Last week, Fox severed the contract of contributor Ben Carson after he announced the release of a 40-minute biographical ad that was seen as the "opening salvo" in a 2016 campaign. Discussing Carson's suspension, Fox News media reporter Howard Kurtz said on his show that “a guy who is more or less running for president shouldn't be on a network payroll, which means Fox also faces a decision about former Arkansas Governor Mike Huckabee, who is openly weighing a White House run as well.”
Kurtz is right: someone openly discussing a run for the White House “shouldn't be on a nework payroll,” which is why Fox News needs to cut ties with Huckabee.
By any reasonable standard, Huckabee has provided just as much evidence he plans to run for president as Carson. In their November 12 article, Washington Post reporters Robert Costa and Tom Hamburger highlight how Huckabee is “reconnecting with activists and enlisting staff to position himself in a growing field of potential Republican presidential candidates.”

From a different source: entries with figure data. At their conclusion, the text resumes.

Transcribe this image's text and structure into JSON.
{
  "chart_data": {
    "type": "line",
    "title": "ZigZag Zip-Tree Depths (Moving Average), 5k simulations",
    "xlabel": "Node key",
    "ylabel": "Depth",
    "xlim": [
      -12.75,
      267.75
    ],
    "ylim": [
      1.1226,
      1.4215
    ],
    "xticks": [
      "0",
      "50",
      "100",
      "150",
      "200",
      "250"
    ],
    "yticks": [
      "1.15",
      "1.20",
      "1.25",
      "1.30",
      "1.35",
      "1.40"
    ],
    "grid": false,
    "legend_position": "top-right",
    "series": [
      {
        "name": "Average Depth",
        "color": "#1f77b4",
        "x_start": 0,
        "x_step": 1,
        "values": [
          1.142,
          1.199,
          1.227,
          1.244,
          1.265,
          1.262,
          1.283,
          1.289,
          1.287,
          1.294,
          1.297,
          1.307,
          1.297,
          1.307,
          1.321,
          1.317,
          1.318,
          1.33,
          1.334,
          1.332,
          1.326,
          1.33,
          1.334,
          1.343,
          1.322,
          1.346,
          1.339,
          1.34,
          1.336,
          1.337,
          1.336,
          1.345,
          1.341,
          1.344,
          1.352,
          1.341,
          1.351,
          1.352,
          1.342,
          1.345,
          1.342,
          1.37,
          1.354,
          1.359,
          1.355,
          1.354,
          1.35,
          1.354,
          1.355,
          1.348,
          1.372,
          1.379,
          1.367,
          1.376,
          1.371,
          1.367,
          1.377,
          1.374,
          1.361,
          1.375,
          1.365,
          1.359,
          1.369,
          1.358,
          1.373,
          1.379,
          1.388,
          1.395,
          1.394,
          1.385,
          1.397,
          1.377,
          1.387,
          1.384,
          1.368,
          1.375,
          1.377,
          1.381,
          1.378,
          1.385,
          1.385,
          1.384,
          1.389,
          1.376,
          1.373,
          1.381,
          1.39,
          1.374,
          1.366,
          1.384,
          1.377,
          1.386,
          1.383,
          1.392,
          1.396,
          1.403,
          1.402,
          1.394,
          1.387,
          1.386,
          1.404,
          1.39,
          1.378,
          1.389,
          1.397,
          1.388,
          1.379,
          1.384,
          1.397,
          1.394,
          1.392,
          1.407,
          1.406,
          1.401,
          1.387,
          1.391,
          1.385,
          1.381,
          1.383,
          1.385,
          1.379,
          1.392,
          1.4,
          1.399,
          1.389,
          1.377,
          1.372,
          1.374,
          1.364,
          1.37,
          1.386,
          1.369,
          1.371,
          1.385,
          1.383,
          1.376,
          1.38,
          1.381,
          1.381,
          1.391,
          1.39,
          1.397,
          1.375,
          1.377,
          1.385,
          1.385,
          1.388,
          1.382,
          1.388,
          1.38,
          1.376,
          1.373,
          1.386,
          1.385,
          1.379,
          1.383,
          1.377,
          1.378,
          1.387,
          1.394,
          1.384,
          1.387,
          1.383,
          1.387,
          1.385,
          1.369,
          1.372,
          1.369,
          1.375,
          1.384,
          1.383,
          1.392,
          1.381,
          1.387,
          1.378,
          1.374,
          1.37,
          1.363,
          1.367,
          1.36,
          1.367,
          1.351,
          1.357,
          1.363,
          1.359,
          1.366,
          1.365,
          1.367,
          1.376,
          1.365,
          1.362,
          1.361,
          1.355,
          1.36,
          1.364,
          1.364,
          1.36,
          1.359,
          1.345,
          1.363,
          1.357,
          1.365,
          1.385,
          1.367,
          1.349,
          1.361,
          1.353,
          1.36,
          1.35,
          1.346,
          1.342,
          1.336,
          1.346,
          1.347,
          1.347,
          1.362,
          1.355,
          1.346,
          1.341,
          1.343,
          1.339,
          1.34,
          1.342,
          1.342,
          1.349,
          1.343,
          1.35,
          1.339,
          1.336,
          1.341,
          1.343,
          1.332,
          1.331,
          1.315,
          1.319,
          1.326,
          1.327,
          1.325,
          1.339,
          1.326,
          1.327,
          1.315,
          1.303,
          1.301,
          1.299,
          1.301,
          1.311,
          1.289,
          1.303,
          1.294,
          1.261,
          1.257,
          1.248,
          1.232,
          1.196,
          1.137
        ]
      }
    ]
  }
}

According to Costa and Hamburger, Huckabee's presidential campaign groundwork includes taking an overseas trip with “more than 100 pastors and GOP insiders from early primary states”; using a political non-profit “as an employment perch for his political team”; looking for a campaign headquarters in Arkansas; holding “private meetings with powerful GOP financiers” to court their financial support; releasing a new book; and “planning two strategy sessions in December...to discuss timing, potential staffing, and an opening pitch to voters.”
The Post also quotes Huckabee's daughter saying her father's “heart is into it” and that he “can't wait to get back to South Carolina and Iowa.” The Post report follows similar articles from Bloomberg Politics and Real Clear Politics laying out the serious efforts Huckabee and his staff are taking to position the Fox News host for another presidential run.
Huckabee and his team seem well-aware of the balancing act they need to strike in order to keep his lucrative Fox News platform. As Costa and Hamburger explain, Huckabee's potential candidacy “requires a delicate finesse,” because “Fox News, as a policy, terminates its relationships with commentators who create exploratory committees or otherwise show serious intent to run for office.” Huckabee himself acknowledged to the Post that he has “to be very careful about this,” clarifying that he is “not doing anything official at this point.”
To that end, according to “Republicans familiar with Huckabee's efforts,” his recently-formed America Takes Action non-profit was “designed to allow him to retain his Fox News Channel contract, since the group is not overtly political.”
Real Clear Politics also reported in October that Huckabee is doing his best to keep his Fox show while planning a run:
Asked about his decision-making process this time around, Huckabee sounded conflicted.
“I've got four grandkids, and I really care what's going to happen to them,” he said. “If I were to create an exploratory committee or tell people that I'm going to run, obviously, I've just crossed a threshold, and I'm done [at Fox]. So I've got to be very thoughtful about this. I can't do it lightheartedly. I can't put my toe in the water. I jump in the deep end from Day One or I don't do it.”
While he and his team take advantage of Fox's employment rules, any future political run Huckabee takes will have gotten a big boost from the network. The Post cites Huckabee associates labeling the show “useful to Huckabee's political brand, keeping him in front of Republican primary voters but not turning him into a political celebrity whose every move draws attention. He can counsel candidates, travel, and organize without much notice, all while keeping his name floating across the airwaves on Saturday evenings.”
Last month, Huckabee himself credited his Fox News show with putting him in Iowa voters' “homes every week.”
A Fox News spokesperson reportedly told the Post that the network “constantly evaluates the circumstances involving potential candidates.” At this point, Huckabee and his associates are basically openly gaming Fox News' employee/candidate system and seeing what they can get away with -- clearly gearing up for a run but winking about how nothing is serious yet. If the network is actually serious about not wanting to keep political candidates on its payroll, it should suspend Huckabee.